Thursday, August 22, 2013

The Sons of Marshal Ney (1810)

Marie-Éléonore Godefroid: The Sons of Marshal Ney

Godefroid (1778-1849) was primarily a portrait painter.  An extensive (and very interesting) article about Godefroid, her life and art, is here. The following bits about the current painting are taken from this article.
This portrait, like all portraits, was designed in hopes of pleasing the patron and was reflective of the artist’s style and aesthetic choices. But it was also a repository for social relations, including the broader relations between groups in this period and the more specific ones, identifiable between the artist, sitters, and matrons or patrons of the work.

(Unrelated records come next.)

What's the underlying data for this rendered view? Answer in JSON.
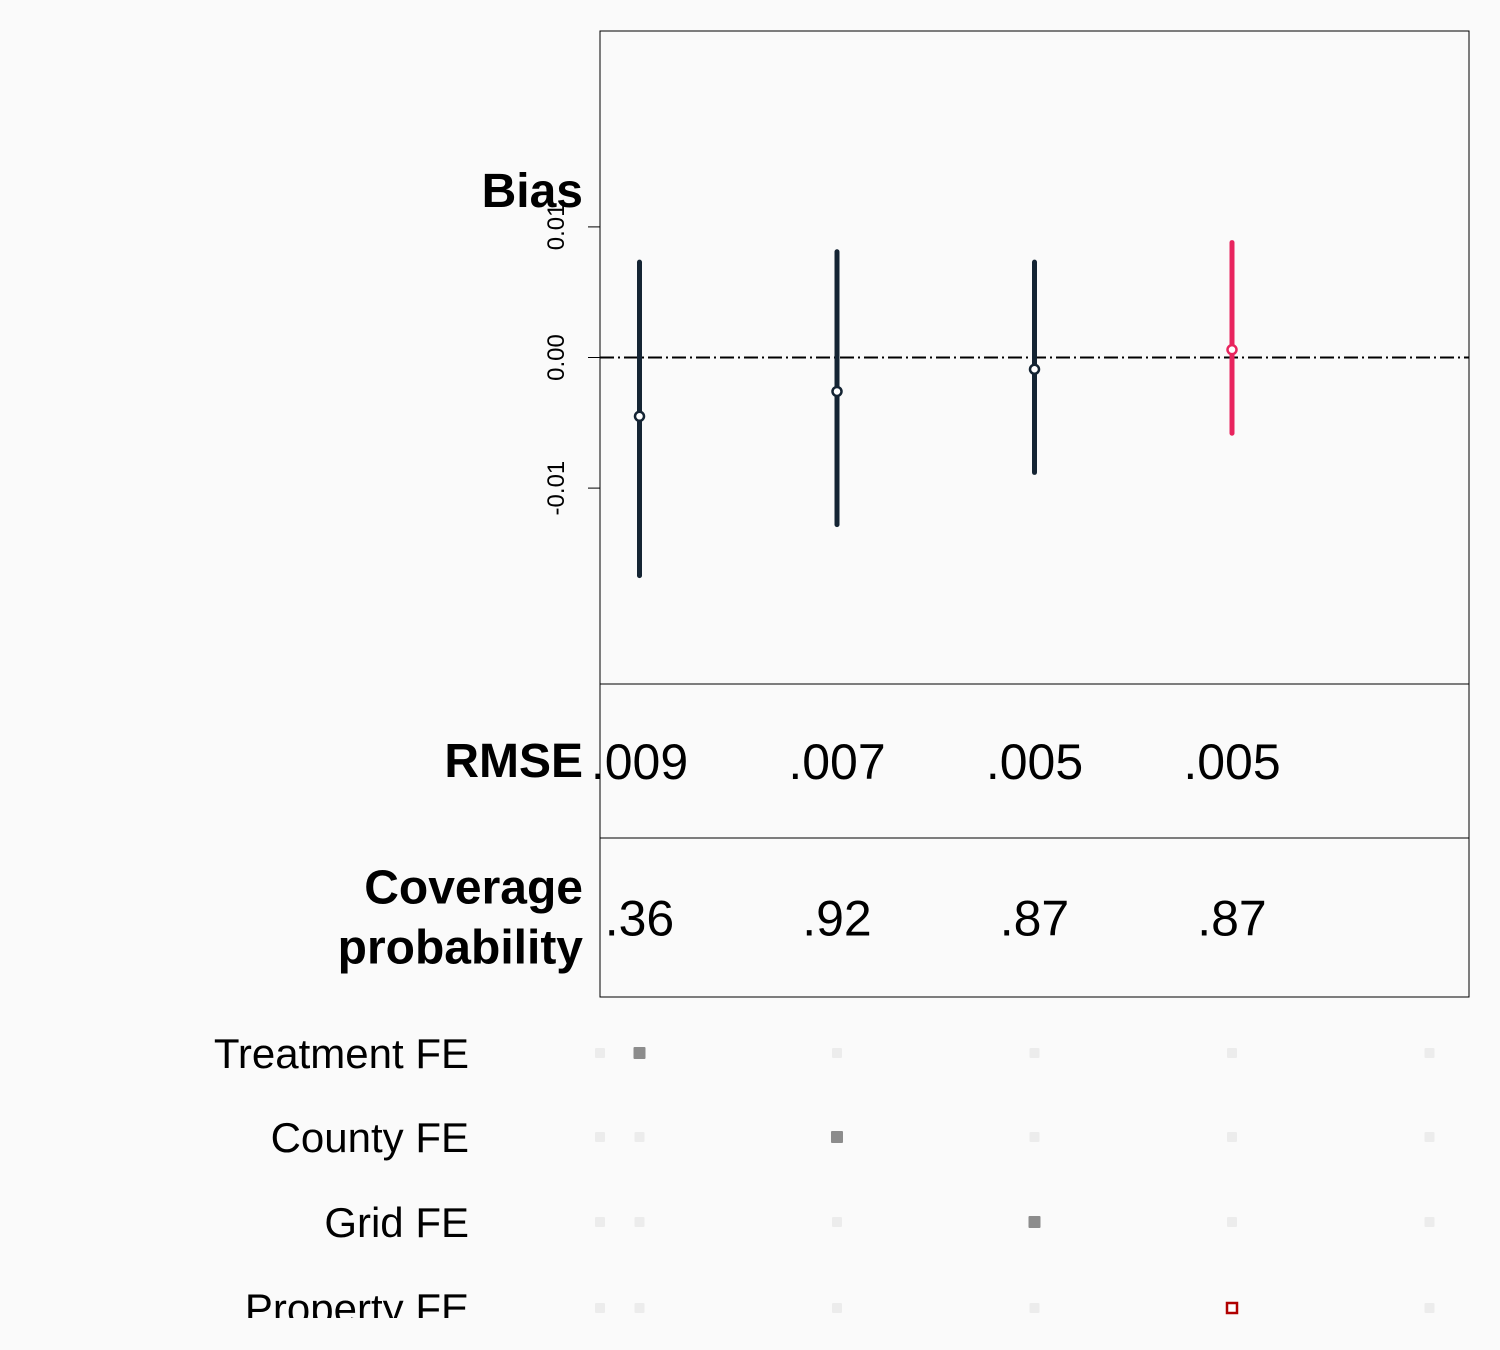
{
  "chart_data": {
    "type": "scatter",
    "variant": "coefficient-interval-plot",
    "panel_title": "Bias",
    "y_axis": {
      "ticks": [
        -0.01,
        0.0,
        0.01
      ],
      "tick_labels": [
        "-0.01",
        "0.00",
        "0.01"
      ],
      "ylim": [
        -0.025,
        0.025
      ],
      "reference_line": 0.0,
      "reference_line_style": "dashed"
    },
    "x_positions": [
      1,
      2,
      3,
      4
    ],
    "xlim": [
      0.8,
      5.2
    ],
    "estimates": [
      {
        "position": 1,
        "estimate": -0.0045,
        "lower": -0.0167,
        "upper": 0.0073,
        "color": "#142433"
      },
      {
        "position": 2,
        "estimate": -0.0026,
        "lower": -0.0128,
        "upper": 0.0081,
        "color": "#142433"
      },
      {
        "position": 3,
        "estimate": -0.0009,
        "lower": -0.0088,
        "upper": 0.0073,
        "color": "#142433"
      },
      {
        "position": 4,
        "estimate": 0.0006,
        "lower": -0.0058,
        "upper": 0.0088,
        "color": "#e8245e"
      }
    ],
    "metrics": [
      {
        "label_lines": [
          "RMSE"
        ],
        "values": [
          ".009",
          ".007",
          ".005",
          ".005"
        ]
      },
      {
        "label_lines": [
          "Coverage",
          "probability"
        ],
        "values": [
          ".36",
          ".92",
          ".87",
          ".87"
        ]
      }
    ],
    "fe_positions": [
      0.8,
      1,
      2,
      3,
      4,
      5
    ],
    "fixed_effects": [
      {
        "label": "Treatment FE",
        "active_position": 1,
        "marker": "filled-square"
      },
      {
        "label": "County FE",
        "active_position": 2,
        "marker": "filled-square"
      },
      {
        "label": "Grid FE",
        "active_position": 3,
        "marker": "filled-square"
      },
      {
        "label": "Property FE",
        "active_position": 4,
        "marker": "hollow-square"
      }
    ],
    "colors": {
      "default_series": "#142433",
      "highlight_series": "#e8245e",
      "active_marker": "#8c8c8c",
      "inactive_marker": "#ececec",
      "highlight_marker": "#b00000"
    }
  }
}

While this portrait has been read as reflecting an idealized partnership between Marshal Ney and Napoleon, alternate meanings can be generated if read from the perspective of the boys’ mother. It is obvious, but necessary, to state that regardless of the title of the painting, these were the sons of both Neys and the connection to Godefroid arose from relations between Madame Ney and the artist. The work is not then evidence of only the male homosocial relations so visibly and obviously portrayed here, but also of matronage between women that introduced Godefroid into the Ney circle.
With its portrayal of sheathed, heavy swords hanging downward and the boys’ youthful dress, this painting is not, after all, fully committed to portraying boyhood or fraternity as all-powerful; indeed, the dramatic compositional division suggests metaphorical ‘directions’ for the development of future versions of masculinity. Godefroid’s portrait challenges the boundaries of genres and gender: it is a portrait made by a marginal female artist masquerading as a scene of everyday life and which reflects a potentially subversive reading of iconic history paintings by a male artist at the pinnacle of the academic and artistic hierarchy.